Stennie Meadours is remembering the first time she combed the Texas City Dike Shoreline for nurdles, the lentil-sized pellets used in plastics manufacturing. She went looking after she saw the Mission-Aransas Reserve’s call for volunteer nurdle monitors on Facebook.
“Before I retired, my job was to investigate spills and hazardous waste that was disposed of illegally,” she says. “I had never heard of nurdles, so I thought this was some type of odd occurrence.”
What she found, however, was a “big problem that was not really on anyone’s radar.” Stennie, an avid birdwatcher and master naturalist, promptly set up a training with her naturalist’s group so they could help with monitoring. She also became committed to building awareness of nurdles and the threat they pose to marine life and our seafood supply.
Tiny plastic nurdles are literally a poison pill for marine life—they absorb harmful chemicals such as PCBs and DDTs and are commonly mistaken for food by fish, trutles, birds, and other animals.
Stennie’s reaction was not unique. What began as a call for a few volunteers to monitor one Texas beach has grown into Nurdle Patrol—a multinational movement engaging nearly 2,000 volunteers who have collected nurdles at more than 1,200 sites.

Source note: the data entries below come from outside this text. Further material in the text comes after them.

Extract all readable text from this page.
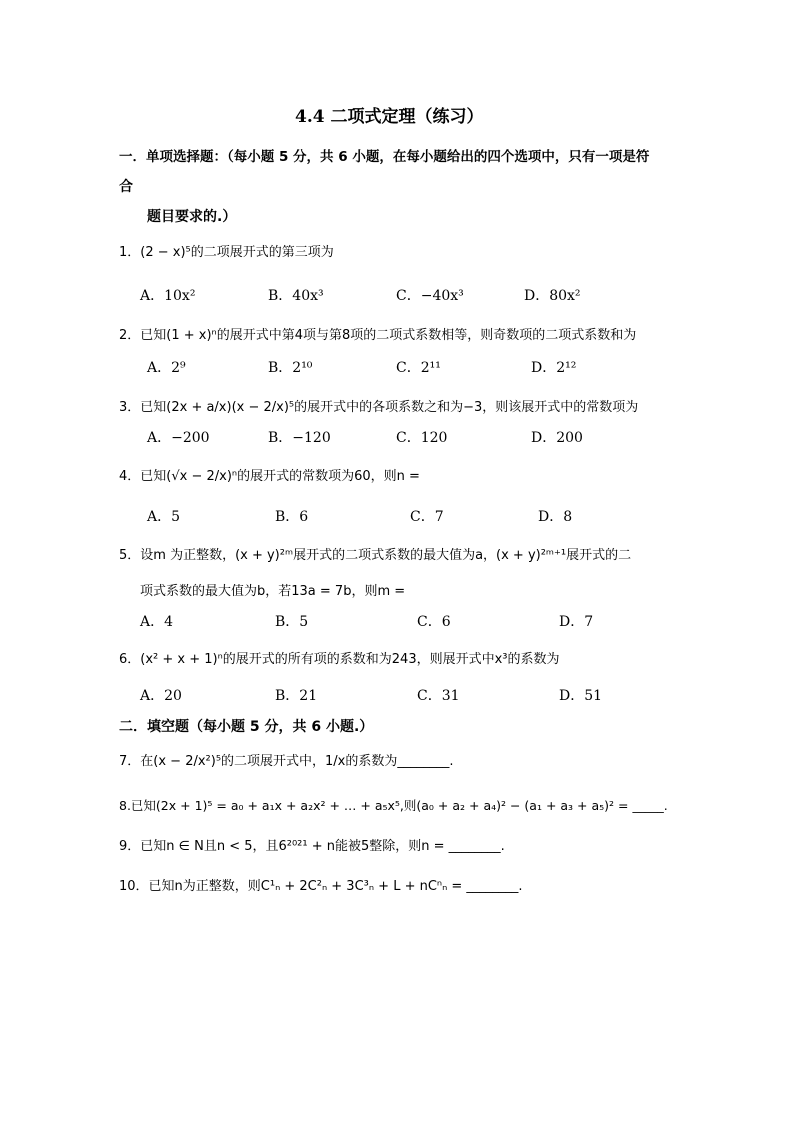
4.4 二项式定理（练习）
一．单项选择题：（每小题 5 分，共 6 小题，在每小题给出的四个选项中，只有一项是符
合
题目要求的.）
1．(2 − x)⁵的二项展开式的第三项为
A．10x²	B．40x³	C．−40x³	D．80x²
2．已知(1 + x)ⁿ的展开式中第4项与第8项的二项式系数相等，则奇数项的二项式系数和为
A．2⁹	B．2¹⁰	C．2¹¹	D．2¹²
3．已知(2x + a/x)(x − 2/x)⁵的展开式中的各项系数之和为−3，则该展开式中的常数项为
A．−200	B．−120	C．120	D．200
4．已知(√x − 2/x)ⁿ的展开式的常数项为60，则n =
A．5	B．6	C．7	D．8
5．设m 为正整数，(x + y)²ᵐ展开式的二项式系数的最大值为a，(x + y)²ᵐ⁺¹展开式的二
项式系数的最大值为b，若13a = 7b，则m =
A．4	B．5	C．6	D．7
6．(x² + x + 1)ⁿ的展开式的所有项的系数和为243，则展开式中x³的系数为
A．20	B．21	C．31	D．51
二．填空题（每小题 5 分，共 6 小题.）
7．在(x − 2/x²)⁵的二项展开式中，1/x的系数为________.
8.已知(2x + 1)⁵ = a₀ + a₁x + a₂x² + … + a₅x⁵,则(a₀ + a₂ + a₄)² − (a₁ + a₃ + a₅)² = _____.
9．已知n ∈ N且n < 5，且6²⁰²¹ + n能被5整除，则n = ________.
10．已知n为正整数，则C¹ₙ + 2C²ₙ + 3C³ₙ + L + nCⁿₙ = ________.
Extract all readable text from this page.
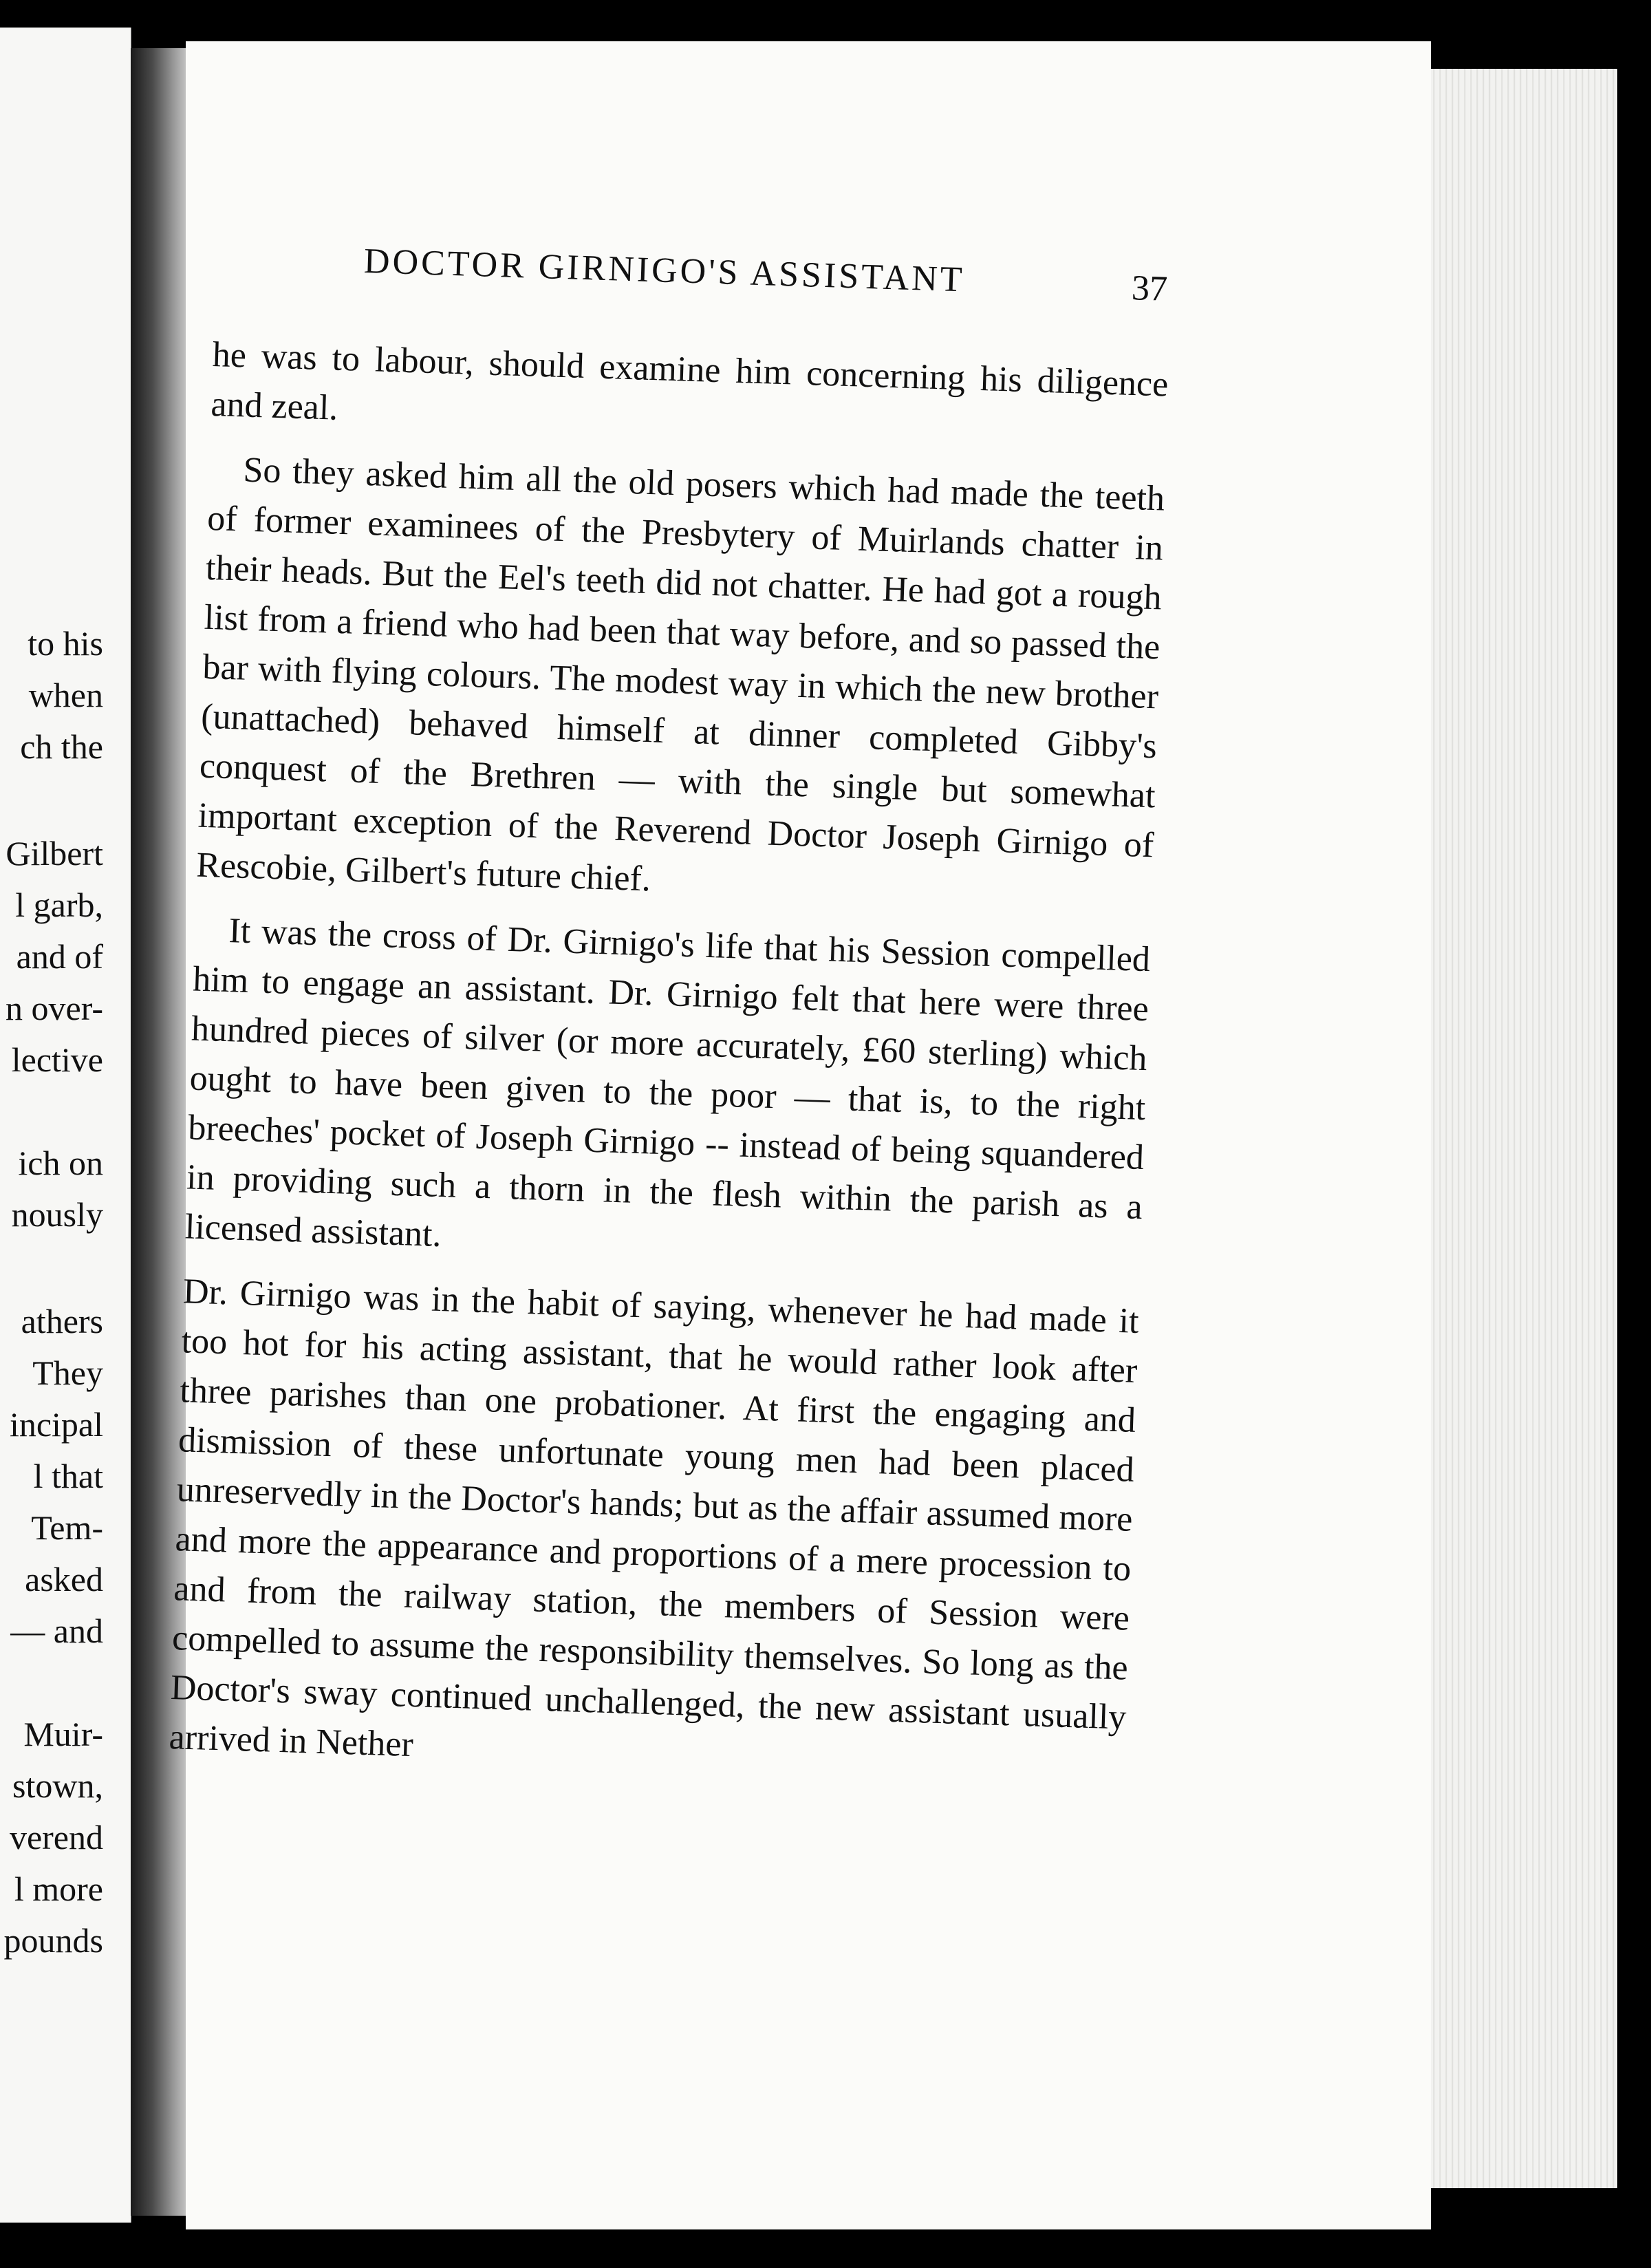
to his
when
ch the
Gilbert
l garb,
and of
n over-
lective
ich on
nously
athers
They
incipal
l that
Tem-
asked
— and
Muir-
stown,
verend
l more
pounds
DOCTOR GIRNIGO'S ASSISTANT	37

he was to labour, should examine him concerning his diligence and zeal.

So they asked him all the old posers which had made the teeth of former examinees of the Presbytery of Muirlands chatter in their heads. But the Eel's teeth did not chatter. He had got a rough list from a friend who had been that way before, and so passed the bar with flying colours. The modest way in which the new brother (unattached) behaved himself at dinner completed Gibby's conquest of the Brethren — with the single but somewhat important exception of the Reverend Doctor Joseph Girnigo of Rescobie, Gilbert's future chief.

It was the cross of Dr. Girnigo's life that his Session compelled him to engage an assistant. Dr. Girnigo felt that here were three hundred pieces of silver (or more accurately, £60 sterling) which ought to have been given to the poor — that is, to the right breeches' pocket of Joseph Girnigo -- instead of being squandered in providing such a thorn in the flesh within the parish as a licensed assistant.

Dr. Girnigo was in the habit of saying, whenever he had made it too hot for his acting assistant, that he would rather look after three parishes than one probationer. At first the engaging and dismission of these unfortunate young men had been placed unreservedly in the Doctor's hands; but as the affair assumed more and more the appearance and proportions of a mere procession to and from the railway station, the members of Session were compelled to assume the responsibility themselves. So long as the Doctor's sway continued unchallenged, the new assistant usually arrived in Nether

Their data not only shows high concentrations of nurdles near plastic manufacturing sites around the country, it also informed a $50 million legal settlement. The Mission-Aransas Reserve is charged with using $1 million of this to build the Nurdle Patrol in other regions and enhance public understanding of the issue through efforts like the Texas Plastics Pollution Symposium.

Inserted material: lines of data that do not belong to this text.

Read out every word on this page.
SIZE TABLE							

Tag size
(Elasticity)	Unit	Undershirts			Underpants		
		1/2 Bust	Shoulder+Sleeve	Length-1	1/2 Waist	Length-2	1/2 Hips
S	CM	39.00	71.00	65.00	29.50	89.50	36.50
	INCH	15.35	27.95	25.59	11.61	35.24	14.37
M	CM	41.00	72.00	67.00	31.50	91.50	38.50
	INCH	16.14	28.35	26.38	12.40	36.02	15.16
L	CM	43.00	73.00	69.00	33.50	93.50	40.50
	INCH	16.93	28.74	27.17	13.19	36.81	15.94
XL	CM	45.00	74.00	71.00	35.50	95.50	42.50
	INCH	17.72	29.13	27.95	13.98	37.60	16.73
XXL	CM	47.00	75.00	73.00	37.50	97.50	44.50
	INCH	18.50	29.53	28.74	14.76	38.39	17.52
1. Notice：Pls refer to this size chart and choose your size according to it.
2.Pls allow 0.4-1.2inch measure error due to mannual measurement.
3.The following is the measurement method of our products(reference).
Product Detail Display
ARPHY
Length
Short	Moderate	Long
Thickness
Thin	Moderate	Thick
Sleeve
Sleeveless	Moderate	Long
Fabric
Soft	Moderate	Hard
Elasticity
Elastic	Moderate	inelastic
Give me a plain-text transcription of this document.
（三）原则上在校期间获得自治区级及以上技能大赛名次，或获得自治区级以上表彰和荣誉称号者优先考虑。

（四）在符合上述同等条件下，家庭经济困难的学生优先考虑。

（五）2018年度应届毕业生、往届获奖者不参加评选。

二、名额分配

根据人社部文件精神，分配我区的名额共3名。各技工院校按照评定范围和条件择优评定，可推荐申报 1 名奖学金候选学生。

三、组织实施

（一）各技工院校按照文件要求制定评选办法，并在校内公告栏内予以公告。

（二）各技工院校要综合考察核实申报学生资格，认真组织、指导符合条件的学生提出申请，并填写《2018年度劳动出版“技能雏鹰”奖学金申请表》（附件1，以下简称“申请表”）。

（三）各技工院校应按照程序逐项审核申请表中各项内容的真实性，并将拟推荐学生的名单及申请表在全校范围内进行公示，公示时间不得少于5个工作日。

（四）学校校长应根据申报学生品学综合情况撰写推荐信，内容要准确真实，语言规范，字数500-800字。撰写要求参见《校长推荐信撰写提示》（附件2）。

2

“That’s the power of volunteers—they amplify everything” says Jace Tunnell, director of the Mission-Aransas Reserve at the University of Texas Marine Science Institute. “We knew there’d been a spill, but the state didn’t—Stennie encouraged us to report it to the Coast Guard. We figured we’d need four volunteers to track the spill, and that first week we got 300 responses from around the Gulf of Mexico!”
“Kids shouldn’t have to deal with this,” says Jace Tunnell, whose children help with the volunteer Nurdle Patrol. “They should be picking up seashells, not plastic pellets off the beach.”
Tunnell and his team saw Nurdle Patrol as a way to harness that enthusiasm in 2018. Their goal was to create a simple monitoring protocol that would be rigorous enough to support research and legal action, but easy enough for anyone to run with. Today, Nurdle Patrol is supported by 27 partner organizations, including interest by Europe’s Great Nurdle Hunt.
“More volunteers means more data, and that means a bigger and better picture of what the problem really is,” he says. Nurdle spills, particularly during transport, are an industry wide problem that began with the mass production of plastics in the 1940s. Estimates for the number of nurdles that have accumulated in watersheds and oceans are in the billions. Cleaning up the past may be impossible, but according to Jace, there is a path to changing the future.
“Because of the data collected through Nurdle Patrol we can see that spills are not just a legacy problem. Volunteers are routinely finding nurdles in rivers and streams, which means the spills are happening up watershed.”
He says that plastics manufacturers have the technology to reduce or eliminate nurdle spills, but that the key to ensuring this happens means stronger federal regulations and state stormwater permits—and that can only happen when everyone gets involved.
“When volunteers show up to take samples, then we have something to work with, to bring to a state agency,” says Jace, who is working with the Texas Commission on Environmental Quality to encourage stricter state regulations. “It’s a great opportunity for anyone who is concerned about this to get involved and make a difference.”
Stennie, who is still on Nurdle Patrol, could not agree more. “Wherever you are, join the Nurdle Patrol, document the problem near you to make others aware of it. Never think there is nothing you can do— everyone can do something to get involved in protecting the life and beauty our earth provides.”
A big shoutout to Mission-Aransas Reserve staff, friends, and volunteers—you make us proud!